Townshend Springs under Speakers


I was very interested, especially with all the talk.   I brought the subject up on the Vandersteen forum site, and Richard Vandersteen himself weighed in.   As with everything, nothing is perfect in all circumstances.  If the floor is wobbly, springs can work, if the speaker is on solid ground, 3 spikes is preferred.
128x128stringreen

For those who might want to read R. Vandersteen’s comment:

I have tried to duplicate Townshend’s test results but was unable to measure the amount of movement of the floor in the lab or my home (was unable to sinc the test with a earthquake even though I am in Calif). Both locations are concrete floors directly on the ground. If ones floor has significant tympanic movement from some source (music, subway, train, freeway ,etc) spring isolation tuned to a very low frequency may allow the speaker to more accurately pressurize the room with music’s information. In my rooms it caused dynamic compression and smearing because the speaker enclosure moves. It does make the sound less bright and the sound stage gets more diffuse (larger but less defined) which may sound better with some speakers especially if like most speakers the tweeter is too bright. The ultimate goal is for the speaker to be held in space as rigidly in space as possible so that any movement in any of the speakers drivers is not modified but a facsimile of what came from the amplifier. Like usual this will vary in different situations but in IMO 3 points works best in most situations.

RV

Vandersteen forum - Has Anyone Tried Townshend spring platforms under Vandersteens?

@stringreen, you seem to want to try Townshend podiums. Do it. Why not?

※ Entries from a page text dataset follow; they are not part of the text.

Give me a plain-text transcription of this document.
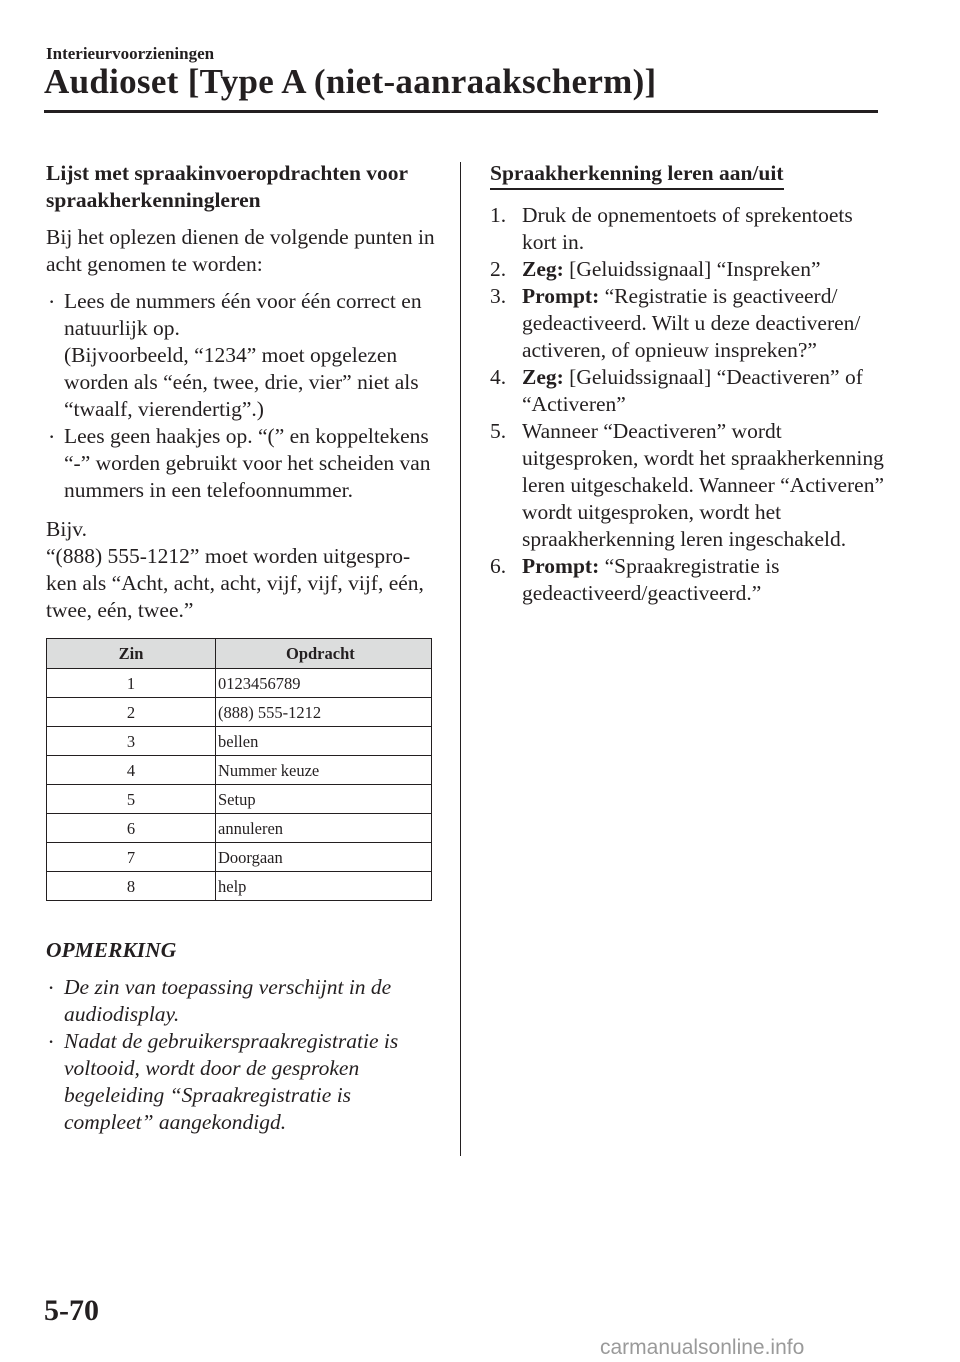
Interieurvoorzieningen
Audioset [Type A (niet-aanraakscherm)]
Lijst met spraakinvoeropdrachten voor spraakherkenningleren

Bij het oplezen dienen de volgende punten in acht genomen te worden:

· Lees de nummers één voor één correct en natuurlijk op.
(Bijvoorbeeld, “1234” moet opgelezen worden als “eén, twee, drie, vier” niet als “twaalf, vierendertig”.)
· Lees geen haakjes op. “(” en koppeltekens “-” worden gebruikt voor het scheiden van nummers in een telefoonnummer.

Bijv.

“(888) 555-1212” moet worden uitgespro-ken als “Acht, acht, acht, vijf, vijf, vijf, eén, twee, eén, twee.”

Zin	Opdracht
1	0123456789
2	(888) 555-1212
3	bellen
4	Nummer keuze
5	Setup
6	annuleren
7	Doorgaan
8	help
OPMERKING
· De zin van toepassing verschijnt in de audiodisplay.
· Nadat de gebruikerspraakregistratie is voltooid, wordt door de gesproken begeleiding “Spraakregistratie is compleet” aangekondigd.
Spraakherkenning leren aan/uit
1. Druk de opnementoets of sprekentoets kort in.
2. Zeg: [Geluidssignaal] “Inspreken”
3. Prompt: “Registratie is geactiveerd/ gedeactiveerd. Wilt u deze deactiveren/ activeren, of opnieuw inspreken?”
4. Zeg: [Geluidssignaal] “Deactiveren” of “Activeren”
5. Wanneer “Deactiveren” wordt uitgesproken, wordt het spraakherkenning leren uitgeschakeld. Wanneer “Activeren” wordt uitgesproken, wordt het spraakherkenning leren ingeschakeld.
6. Prompt: “Spraakregistratie is gedeactiveerd/geactiveerd.”
5-70
carmanualsonline.info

Report back once you have them installed.
Isolation below speakers works from my experience...but it greatly varies from speaker to speaker and from room to room.
The ultimate goal is for the speaker to be held in space as rigidly in space as possible so that any movement in any of the speakers drivers is not modified but a facsimile of what came from the amplifier.

He may be right about this being the "ultimate" goal. Theoretically, at least. In a perfect world.     

In the world we live in however there is no infinitely immovable anything. Everything however hard and stiff and damped always winds up moving and vibrating. Vibrations being what they are in the world we live in some of them reflect right back to the driver, while the rest causes the whole mass to vibrate in sympathy. Just the way it is, and no amount of theoretical "ultimate goal" gonna change it one bit.  

That is why these things work. Everything vibrates no matter what, and so it turns out to work a whole lot better to let them vibrate but in a way that is isolated from everything else.



in my attempt to not promote a competing product aka shill i didn’t mention Vandersteen partnered a high tech firm making constrained layer compound make a “ bedrock “ granite base that Vandy products couple to via three poinrs. Constrained layer damping converts motion to heat and also greatly reduces reflections back from floor to loudspeaker. 

When you dive deep into Vandersteen you discover what i call the orbit of excellence - they tend to show with ARC, Aesthetix, Basis, Brinkmann, Lyra, HRS Triplaner, Audioquest - sharing the spur for innovation and idea, even patent sharing ( DBS ). Another example is R core power supply transformers….

MC of course misses the point that Vandersteen is hardly just a theoretical guy, listen and measure. I expected no less a low reading comprehension retort.